← Back to context

Comment by zozbot234

8 days ago

You don't even need system RAM for the inactive experts, they can simply reside on disk and be accessed via mmap. The main remaining constraints these days will be any dense layers, plus the context size due to KV cache. The KV cache has very sparse writes so it can be offloaded to swap.

Are there any benchmarks (or even vibes!) about the token/second one can expect with this strategy?

  • No real fixed benchmarks AIUI since performance will then depend on how much extra RAM you have (which in turn depends on what queries you're making, how much context you're using etc.) and how high-performance your storage is. Given enough RAM, you aren't really losing any performance because the OS is caching everything for you.

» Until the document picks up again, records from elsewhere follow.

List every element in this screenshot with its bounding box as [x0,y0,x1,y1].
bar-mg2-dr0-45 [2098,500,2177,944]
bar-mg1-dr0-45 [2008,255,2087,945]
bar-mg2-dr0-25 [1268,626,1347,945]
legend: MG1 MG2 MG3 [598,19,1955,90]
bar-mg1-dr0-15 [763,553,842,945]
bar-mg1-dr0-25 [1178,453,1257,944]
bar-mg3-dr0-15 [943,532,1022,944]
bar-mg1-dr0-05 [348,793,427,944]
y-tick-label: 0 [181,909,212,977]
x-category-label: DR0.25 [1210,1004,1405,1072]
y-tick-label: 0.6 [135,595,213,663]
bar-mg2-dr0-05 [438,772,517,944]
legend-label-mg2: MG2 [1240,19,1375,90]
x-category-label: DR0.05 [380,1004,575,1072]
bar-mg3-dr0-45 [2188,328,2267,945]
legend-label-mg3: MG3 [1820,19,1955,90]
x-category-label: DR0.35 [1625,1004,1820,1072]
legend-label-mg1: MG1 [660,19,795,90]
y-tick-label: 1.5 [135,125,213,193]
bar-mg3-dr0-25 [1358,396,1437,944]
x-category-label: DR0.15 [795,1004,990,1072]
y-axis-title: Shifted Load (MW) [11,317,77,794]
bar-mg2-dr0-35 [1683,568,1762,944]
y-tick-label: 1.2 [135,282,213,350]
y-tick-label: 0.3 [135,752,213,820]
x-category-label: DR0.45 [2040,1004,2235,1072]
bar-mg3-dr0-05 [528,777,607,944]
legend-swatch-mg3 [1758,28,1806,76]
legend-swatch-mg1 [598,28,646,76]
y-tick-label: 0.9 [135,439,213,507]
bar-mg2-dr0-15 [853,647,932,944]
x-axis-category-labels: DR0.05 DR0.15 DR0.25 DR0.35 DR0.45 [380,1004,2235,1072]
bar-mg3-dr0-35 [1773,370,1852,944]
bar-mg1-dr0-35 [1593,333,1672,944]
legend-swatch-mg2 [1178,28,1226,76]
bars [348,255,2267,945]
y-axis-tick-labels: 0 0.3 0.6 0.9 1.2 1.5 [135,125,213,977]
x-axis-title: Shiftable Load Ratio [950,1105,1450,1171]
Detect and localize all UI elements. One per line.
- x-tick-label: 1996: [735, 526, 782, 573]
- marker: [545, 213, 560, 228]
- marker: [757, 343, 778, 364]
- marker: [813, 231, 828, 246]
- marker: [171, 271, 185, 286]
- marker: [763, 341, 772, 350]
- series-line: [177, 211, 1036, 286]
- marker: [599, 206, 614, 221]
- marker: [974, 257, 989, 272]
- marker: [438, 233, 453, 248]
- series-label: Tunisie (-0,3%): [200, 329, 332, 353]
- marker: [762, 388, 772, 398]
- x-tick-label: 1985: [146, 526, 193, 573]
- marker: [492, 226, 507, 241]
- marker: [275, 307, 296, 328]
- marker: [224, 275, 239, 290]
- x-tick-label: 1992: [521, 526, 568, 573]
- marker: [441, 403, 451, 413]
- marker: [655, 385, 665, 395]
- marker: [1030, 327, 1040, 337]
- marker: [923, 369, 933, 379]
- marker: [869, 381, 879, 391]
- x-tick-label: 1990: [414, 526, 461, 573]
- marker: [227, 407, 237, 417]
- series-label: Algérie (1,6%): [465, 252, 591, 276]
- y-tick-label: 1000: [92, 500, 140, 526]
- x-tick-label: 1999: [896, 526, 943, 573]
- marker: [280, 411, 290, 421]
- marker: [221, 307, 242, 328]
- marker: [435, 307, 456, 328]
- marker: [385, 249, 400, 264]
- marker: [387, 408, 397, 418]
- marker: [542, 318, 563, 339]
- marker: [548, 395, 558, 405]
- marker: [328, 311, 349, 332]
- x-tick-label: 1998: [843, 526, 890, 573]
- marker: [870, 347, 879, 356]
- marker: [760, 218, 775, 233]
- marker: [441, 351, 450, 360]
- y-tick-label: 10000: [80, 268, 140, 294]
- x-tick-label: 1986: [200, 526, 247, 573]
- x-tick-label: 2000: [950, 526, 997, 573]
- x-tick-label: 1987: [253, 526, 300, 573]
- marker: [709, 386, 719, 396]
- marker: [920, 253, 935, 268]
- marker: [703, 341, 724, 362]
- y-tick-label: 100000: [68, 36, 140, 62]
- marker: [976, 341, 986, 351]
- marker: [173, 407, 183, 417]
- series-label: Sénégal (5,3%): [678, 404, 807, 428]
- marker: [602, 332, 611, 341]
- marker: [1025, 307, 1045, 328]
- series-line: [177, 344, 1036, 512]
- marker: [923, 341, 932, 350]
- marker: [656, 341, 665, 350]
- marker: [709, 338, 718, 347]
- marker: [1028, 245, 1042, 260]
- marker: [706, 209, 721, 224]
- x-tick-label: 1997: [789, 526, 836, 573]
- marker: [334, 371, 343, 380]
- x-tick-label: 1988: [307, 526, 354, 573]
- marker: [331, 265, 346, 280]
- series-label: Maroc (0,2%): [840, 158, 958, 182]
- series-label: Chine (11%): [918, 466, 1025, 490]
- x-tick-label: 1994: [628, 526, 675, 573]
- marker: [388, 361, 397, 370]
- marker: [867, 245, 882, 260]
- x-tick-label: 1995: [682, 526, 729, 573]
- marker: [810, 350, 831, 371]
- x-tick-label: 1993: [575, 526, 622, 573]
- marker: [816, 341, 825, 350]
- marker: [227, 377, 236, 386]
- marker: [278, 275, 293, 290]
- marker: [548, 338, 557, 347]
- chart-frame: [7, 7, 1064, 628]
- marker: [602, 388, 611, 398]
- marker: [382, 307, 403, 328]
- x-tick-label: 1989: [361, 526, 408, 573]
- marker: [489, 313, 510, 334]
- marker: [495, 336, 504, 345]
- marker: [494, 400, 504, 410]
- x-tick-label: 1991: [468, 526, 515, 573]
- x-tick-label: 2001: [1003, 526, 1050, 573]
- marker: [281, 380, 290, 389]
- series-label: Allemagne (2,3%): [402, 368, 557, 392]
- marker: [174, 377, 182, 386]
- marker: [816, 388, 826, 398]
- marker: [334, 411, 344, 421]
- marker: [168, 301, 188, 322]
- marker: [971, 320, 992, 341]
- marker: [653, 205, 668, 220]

    (But then even placing inactive experts in system RAM is controversial: you're leaving perf on the table compared to having them all in VRAM!)

  • In my short testing on a different MoE model, it does not perform well. I tried running Kimi-K2-Thinking-GGUF with the smallest unsloth quantization (UD-TQ1_0, 247 GB), and it ran at 0.1 tps. According to its guide, you should expect 5 tps if the whole model can fit into RAM+VRAM, but if mmap has to be used, then expect less than 1 tps which matches my test. This was on a Ryzen AI Max+ 395 using ~100 GB VRAM.

    • Running a 247GB model reliably on 100GB VRAM total is a very impressive outcome no matter what the performance. That size of model is one where sensible people will recommend at least 4x the VRAM amount compared to what you were testing with - at that point, the total bandwidth to your storage becomes the bottleneck. Try running models that are just slightly bigger than the amount of VRAM you're using and these tricks become quite essential, for a significantly more manageable hit on performance.